Four years on from that narrow World Cup final defeat, Spencer was in a studio post-retirement for Sky Sports taking in the 2014 Rugby World Cup final, as the Red Roses beat Canada in Paris to become world champions.
The No 8 was crying in the studio at the time but admits now they were not necessarily tears of joy that the viewer might have thought they were.
"They weren't. Some were in the sense that Sophie Hemming and Maggie Alphonsi, my best mates out there playing and they've just won a World Cup. For Gary Street, Graham Smith, fantastic.
"But overwhelmingly really, these emotions started flooding out that it hadn't happened four years ago. And we should have done, it should have happened. I was devastated for myself that it didn't.
"And I had all these emotions that I didn't necessarily want to feel, but didn't have control over. It was a good job it was on Sky, because we went for an ad break! I could compose myself a little bit and patch-up my mascara!
"It was difficult. I enjoy doing work in a studio for myself, but I was also so aware that I was still a former England captain, and of the job to be an ambassador for our sport. That's what I needed to do at that time in the studio.
"I had to cover up my emotions and I had to do that a lot of times. And it's only now, 10 years on, that I feel in a position to be able to be so honest about my thoughts.
"I've spoken to some of my team-mates, like Sophie Hemming recently, who was one of the World Cup winners in 2014, and we were really close, and she said: 'I didn't know, I should have known', and I told her that I didn't want to talk to any of my team-mates who had won in 2014, because I didn't want to take anything away from them.
"What an amazing achievement. I didn't want to tell them how I was feeling."
If the 2014 final victory was a breakthrough moment, it was 2010 which felt like the day women's rugby was put on the map though.
That tournament and the huge crowd for the final all added up to the fact something had changed. The way women's rugby was perceived, branded, covered.
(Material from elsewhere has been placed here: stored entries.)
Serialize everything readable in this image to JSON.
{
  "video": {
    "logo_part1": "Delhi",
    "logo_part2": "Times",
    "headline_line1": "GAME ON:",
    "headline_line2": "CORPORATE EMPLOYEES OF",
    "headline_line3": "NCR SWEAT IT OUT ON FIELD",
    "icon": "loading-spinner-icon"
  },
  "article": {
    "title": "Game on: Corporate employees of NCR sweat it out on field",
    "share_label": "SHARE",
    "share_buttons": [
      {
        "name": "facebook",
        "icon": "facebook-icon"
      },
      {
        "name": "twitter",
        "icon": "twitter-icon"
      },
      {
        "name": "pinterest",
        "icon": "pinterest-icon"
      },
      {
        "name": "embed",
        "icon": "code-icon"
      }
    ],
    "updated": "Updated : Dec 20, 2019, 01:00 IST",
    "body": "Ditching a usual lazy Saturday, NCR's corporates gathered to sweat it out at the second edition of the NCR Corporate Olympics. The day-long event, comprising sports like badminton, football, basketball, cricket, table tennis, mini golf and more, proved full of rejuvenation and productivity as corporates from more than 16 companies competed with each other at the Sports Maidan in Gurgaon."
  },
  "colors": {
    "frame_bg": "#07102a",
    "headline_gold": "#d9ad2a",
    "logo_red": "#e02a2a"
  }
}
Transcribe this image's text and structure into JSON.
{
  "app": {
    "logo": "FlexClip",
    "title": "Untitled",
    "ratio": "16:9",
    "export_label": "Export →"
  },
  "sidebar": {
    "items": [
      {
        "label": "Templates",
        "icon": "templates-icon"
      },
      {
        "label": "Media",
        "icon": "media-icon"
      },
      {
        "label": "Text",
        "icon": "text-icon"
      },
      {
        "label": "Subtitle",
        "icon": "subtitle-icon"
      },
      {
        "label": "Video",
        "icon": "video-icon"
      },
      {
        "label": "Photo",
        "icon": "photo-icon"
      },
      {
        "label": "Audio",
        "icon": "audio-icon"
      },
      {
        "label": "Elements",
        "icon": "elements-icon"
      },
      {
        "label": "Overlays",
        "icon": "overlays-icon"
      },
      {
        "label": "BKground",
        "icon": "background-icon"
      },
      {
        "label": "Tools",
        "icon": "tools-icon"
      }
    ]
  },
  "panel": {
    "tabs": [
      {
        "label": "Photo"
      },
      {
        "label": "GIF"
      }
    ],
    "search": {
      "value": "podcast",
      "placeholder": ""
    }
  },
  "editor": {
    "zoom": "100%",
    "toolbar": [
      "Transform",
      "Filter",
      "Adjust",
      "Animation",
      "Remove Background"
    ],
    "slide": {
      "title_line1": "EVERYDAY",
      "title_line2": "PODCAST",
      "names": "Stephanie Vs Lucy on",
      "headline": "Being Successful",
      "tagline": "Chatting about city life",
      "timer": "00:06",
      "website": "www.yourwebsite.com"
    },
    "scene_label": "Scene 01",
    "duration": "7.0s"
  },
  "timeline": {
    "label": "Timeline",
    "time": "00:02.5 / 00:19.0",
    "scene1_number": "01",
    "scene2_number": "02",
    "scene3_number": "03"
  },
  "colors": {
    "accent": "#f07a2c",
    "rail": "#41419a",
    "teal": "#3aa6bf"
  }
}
Despite it being a day of immense personal disappointment therefore, can Spencer look back on it now as having been part of something with a long-term importance?
"I remember after the final in the bar area and two guys came up to me and said: 'If you'd told us four or five weeks ago that we would actually pay for a ticket to come and watch women's rugby, we would not have believed you.'
"And it was a direct result of the coverage, of the televised matches. Media coverage had made them go and pay money to watch a women's match, and that epitomised it in a way.
"People did start to follow us and they didn't have to seek out or hunt for coverage because it was starting to become a bit more apparent for anyone in the general rugby audience and environment.
"Women's rugby started to come onto the map and it was really significant for us around 2009 and 2010 onwards.
"The coverage from Sky - and I'm not just saying this because I'm talking to you - but it was really, really important for us."